Die Anträge von Stadträtin Ruth Feistritzer wurden einstimmig angenommen.

 Die zentrale Ölversorgungsanlage in der Mechanischen Werkstätte der Stadt muss erneuert werden. Die dafür notwendigen 113.000 Euro wurden nach Antrag von Vzbgm. Christian Scheider einstimmig genehmigt.

Ebenfalls einhellige Zustimmung gab es zu den Anträgen der Friedhofsbenützungsentgelte.

Die Erhaltung und Pflege der städtischen Friedhöfe wird kostenintensiver und daher eine Anpassung der Grabgebühren vorgenommen. Die Einzelgräber bleiben mit 95 Euro auf zehn Jahre gleich, für zweistellige Grabstellen sind künftig für 10 Jahre 142,50 Euro, für dreistellige und Grüfte 190 Euro (bisher bei beiden ebenfalls 95 Euro) zu bezahlen. Diese Beträge sollen künftig auch für sogenannte „immerwährende Gräber“ verrechnet werden. Dies sind 68 Gräber, die von kirchlichen auf städtischen Besitz übergegangen sind und für die zuvor nichts verrechnet worden ist, weil die Nutzungsberechtigten der Kirche Geldspenden leisteten.

 Stadtrat Mag. Otto Umlauft bekam die Festlegung eines Bebauungsplanes in der Schumanngasse bewilligt. Hier gibt es ein Gutachten von Joanneum Research, dass es hier keine Beeinträchtigung gibt. Das Institut untersucht ja gerade die Grundwassersituation in Klagenfurt und erstellt ein Strömungsmodell. Bei diesem Tagesordnungspunkt und bei der Änderung des Bebauungsplanes für das Haus der Gesundheit in der Lichtenfelsgasse stimmte Stadtrat Frank Frey (Grüne) dagegen.

 Vzbgm. Jürgen Pfeiler erhielt Personalmaßnahmen genehmigt und Stadtrat Wolfgang Germ eine Übergangsregelung für die Kostenabgeltung für Verpackungen.

 Krampuslauf entpolitisieren

 Am kommenden Samstag, dem 28. November, gibt es in Klagenfurt wieder den traditionellen Krampuslauf, der zu den größten in Österreich zählt. Die Stadt unterstützt das Brauchtum mit 23.000 Euro und Sachleistungen, was über Antrag von Bürgermeisterin Dr. Maria-Luise Mathiaschitz einstimmig beschlossen wurde.

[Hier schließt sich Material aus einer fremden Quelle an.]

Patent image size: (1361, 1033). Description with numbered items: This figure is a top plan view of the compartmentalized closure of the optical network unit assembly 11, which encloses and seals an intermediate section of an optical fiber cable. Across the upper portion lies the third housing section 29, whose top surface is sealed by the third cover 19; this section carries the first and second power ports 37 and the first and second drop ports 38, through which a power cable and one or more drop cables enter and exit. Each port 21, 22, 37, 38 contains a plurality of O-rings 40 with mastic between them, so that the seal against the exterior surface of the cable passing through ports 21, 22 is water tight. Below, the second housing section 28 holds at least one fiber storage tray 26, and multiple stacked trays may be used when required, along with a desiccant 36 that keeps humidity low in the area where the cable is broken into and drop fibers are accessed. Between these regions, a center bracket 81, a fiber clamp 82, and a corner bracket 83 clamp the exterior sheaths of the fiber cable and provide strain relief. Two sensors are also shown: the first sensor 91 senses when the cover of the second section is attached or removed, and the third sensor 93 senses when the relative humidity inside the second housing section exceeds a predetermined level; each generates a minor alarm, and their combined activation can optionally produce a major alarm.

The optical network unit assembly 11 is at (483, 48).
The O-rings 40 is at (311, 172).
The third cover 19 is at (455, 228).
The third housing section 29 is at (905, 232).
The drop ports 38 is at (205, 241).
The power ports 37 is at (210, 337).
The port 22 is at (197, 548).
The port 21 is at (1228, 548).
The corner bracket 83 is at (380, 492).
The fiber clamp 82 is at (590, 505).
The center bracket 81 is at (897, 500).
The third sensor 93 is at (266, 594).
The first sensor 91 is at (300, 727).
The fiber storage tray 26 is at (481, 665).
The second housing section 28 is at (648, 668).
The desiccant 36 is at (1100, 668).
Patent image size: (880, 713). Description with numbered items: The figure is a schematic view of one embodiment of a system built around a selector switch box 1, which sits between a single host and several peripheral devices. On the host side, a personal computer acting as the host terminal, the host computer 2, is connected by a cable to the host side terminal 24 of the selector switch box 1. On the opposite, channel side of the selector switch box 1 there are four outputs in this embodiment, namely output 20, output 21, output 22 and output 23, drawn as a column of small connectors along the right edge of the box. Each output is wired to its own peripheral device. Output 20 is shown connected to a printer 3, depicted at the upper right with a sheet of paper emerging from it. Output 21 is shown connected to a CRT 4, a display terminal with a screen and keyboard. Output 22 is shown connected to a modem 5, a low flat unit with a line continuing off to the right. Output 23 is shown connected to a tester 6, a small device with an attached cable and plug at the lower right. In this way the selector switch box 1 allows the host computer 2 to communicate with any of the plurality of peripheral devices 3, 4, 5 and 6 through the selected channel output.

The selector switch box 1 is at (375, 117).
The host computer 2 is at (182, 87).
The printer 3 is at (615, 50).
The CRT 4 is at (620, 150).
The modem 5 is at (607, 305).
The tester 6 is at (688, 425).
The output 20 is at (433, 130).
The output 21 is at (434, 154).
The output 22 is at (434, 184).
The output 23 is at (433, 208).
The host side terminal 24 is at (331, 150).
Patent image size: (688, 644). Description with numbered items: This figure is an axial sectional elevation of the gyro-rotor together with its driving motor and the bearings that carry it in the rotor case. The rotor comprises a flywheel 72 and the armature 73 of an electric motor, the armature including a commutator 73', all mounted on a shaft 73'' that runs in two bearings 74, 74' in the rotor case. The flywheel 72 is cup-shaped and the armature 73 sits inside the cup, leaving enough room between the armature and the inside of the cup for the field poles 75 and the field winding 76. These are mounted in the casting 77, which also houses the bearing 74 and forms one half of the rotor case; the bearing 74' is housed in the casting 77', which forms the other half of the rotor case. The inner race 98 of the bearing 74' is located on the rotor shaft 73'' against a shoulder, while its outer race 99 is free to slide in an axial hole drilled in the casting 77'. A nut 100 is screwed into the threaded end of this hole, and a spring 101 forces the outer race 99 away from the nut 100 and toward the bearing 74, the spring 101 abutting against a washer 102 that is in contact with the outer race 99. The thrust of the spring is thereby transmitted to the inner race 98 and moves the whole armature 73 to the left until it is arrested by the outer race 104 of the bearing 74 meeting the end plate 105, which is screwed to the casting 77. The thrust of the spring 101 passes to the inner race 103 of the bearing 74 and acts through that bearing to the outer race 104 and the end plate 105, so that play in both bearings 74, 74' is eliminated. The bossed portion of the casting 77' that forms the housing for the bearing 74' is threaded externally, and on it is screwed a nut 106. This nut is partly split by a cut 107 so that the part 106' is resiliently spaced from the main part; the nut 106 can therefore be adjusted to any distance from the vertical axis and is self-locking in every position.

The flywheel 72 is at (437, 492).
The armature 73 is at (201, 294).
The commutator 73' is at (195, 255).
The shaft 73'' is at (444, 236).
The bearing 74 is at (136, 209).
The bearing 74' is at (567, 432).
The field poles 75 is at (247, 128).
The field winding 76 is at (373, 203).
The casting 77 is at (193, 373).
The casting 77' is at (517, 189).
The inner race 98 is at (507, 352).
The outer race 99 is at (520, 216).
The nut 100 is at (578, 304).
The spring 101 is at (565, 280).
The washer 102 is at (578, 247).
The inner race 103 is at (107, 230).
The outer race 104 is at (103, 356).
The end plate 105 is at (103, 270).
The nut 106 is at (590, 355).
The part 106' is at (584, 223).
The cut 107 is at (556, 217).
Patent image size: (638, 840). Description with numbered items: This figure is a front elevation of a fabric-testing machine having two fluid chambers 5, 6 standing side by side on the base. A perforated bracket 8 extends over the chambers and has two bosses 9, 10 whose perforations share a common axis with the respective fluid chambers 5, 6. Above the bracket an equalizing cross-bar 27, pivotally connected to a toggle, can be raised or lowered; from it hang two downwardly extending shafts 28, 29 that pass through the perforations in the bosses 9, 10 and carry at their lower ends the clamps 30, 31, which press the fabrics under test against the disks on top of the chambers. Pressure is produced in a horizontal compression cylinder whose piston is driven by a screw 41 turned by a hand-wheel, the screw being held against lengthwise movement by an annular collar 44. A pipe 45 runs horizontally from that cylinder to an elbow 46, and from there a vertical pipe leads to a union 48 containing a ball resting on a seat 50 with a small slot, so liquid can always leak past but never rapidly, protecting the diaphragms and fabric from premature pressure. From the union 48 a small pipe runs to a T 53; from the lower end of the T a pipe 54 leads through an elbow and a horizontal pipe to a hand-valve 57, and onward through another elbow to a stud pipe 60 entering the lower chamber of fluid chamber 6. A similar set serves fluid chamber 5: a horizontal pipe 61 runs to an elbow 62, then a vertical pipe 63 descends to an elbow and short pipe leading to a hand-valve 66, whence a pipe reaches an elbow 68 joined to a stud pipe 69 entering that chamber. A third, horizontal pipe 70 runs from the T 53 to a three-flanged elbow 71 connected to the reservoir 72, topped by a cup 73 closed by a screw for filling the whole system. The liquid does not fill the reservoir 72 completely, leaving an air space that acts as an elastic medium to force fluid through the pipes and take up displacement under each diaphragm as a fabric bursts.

Die Bürgermeisterin stellte auch fest, dass sich viele Bürgerinnen und Bürger eine Entpolitisierung dieser Brauchtumsveranstaltung wünschen und stellte deshalb den Antrag, dass die politischen Vertreter und Vertreterinnen nicht direkt beim Lauf mitmachen.

„Es gibt stattdessen im Anschluss auf der Bühne auf dem Neuen Platz für die Senatsmitglieder die Möglichkeit für Grußworte und Kurzinterviews. Brauchtum soll Brauchtum sein und keine politische Bühne“ so die Bürgermeisterin.

Die Mehrheit des Stadtsenates begrüßte diesen Vorschlag, die beiden FP-Vertreter wollten darüber erst noch diskutieren.

Mit 13.000 Euro und Sachleistungen wird die Stadt den Waidmannsdorfer Fasching unterstützen. Die Stadtmittel wurden zwar reduziert, die Waidmannsdorfer sind aber zufrieden, auch der Umzug wird 2016 nicht mehr durch ganz Waidmannsdorf führen, sondern auf ein Kerngebiet komprimiert stattfinden.

 Wie die Bürgermeisterin unter „Allfälliges“ berichtete, wurde sie vom Ministerium informiert, dass die baumax-Halle  in Kürze adaptiert werden und in Betrieb gehen soll. Die Klagenfurter Alternativvorschläge seien nicht berücksichtigt worden, so die Stadtchefin. Im Zusammenhang mit Gerüchten über ein weiteres Flüchtlingsquartier stellte sie fest, dass davon nichts bekannt ist und hielt auch fest, dass mehr als die Hälfte der Kärntner Gemeinden keinen einzigen Flüchtling aufgenommen haben. Ehe Klagenfurt weitere Zuteilungen bekomme, muss dies zuerst geändert werden, so Dr. Mathiaschitz.